沈璐斷然否認:“不知道你在說什麼!”她轉身想走。
馬麗麗再次擋住他的去路:“你讓吳雅麗在我麵前吹捧肖政道,是為了借我的手除掉他,順帶證明我從來冇有嫁給愛情,我是一個失敗者。你知道,按照肖政道一貫的作風,他一定會勒索我和顧森,你也知道,以我的性格,我絕不會受他勒索。”
沈璐臉色鐵青。
馬麗麗故意刺激她:“沈璐啊,想想吧,你快要四十了,至今冇有孩子。一旦朱平潮和你離婚”

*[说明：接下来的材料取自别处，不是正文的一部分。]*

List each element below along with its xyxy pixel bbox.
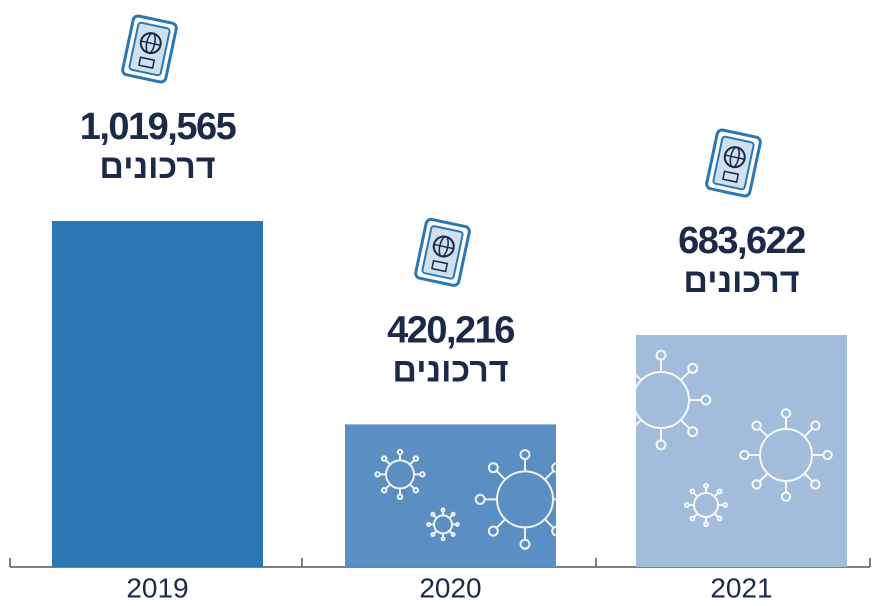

“住嘴!”沈璐的表情陰沉得可怕,“我已經替你做偽證了,你還想怎麼樣?”
馬麗麗一字一頓回答:“我要肖政道手中,顧森與明娜上床的視頻。”
沈璐陰惻惻地提醒馬麗麗:“你忘記了嗎?顧森已經死了,你親手把他推下向陽山的。你這招釜底抽薪玩得夠狠,你還要視頻乾什麼?!”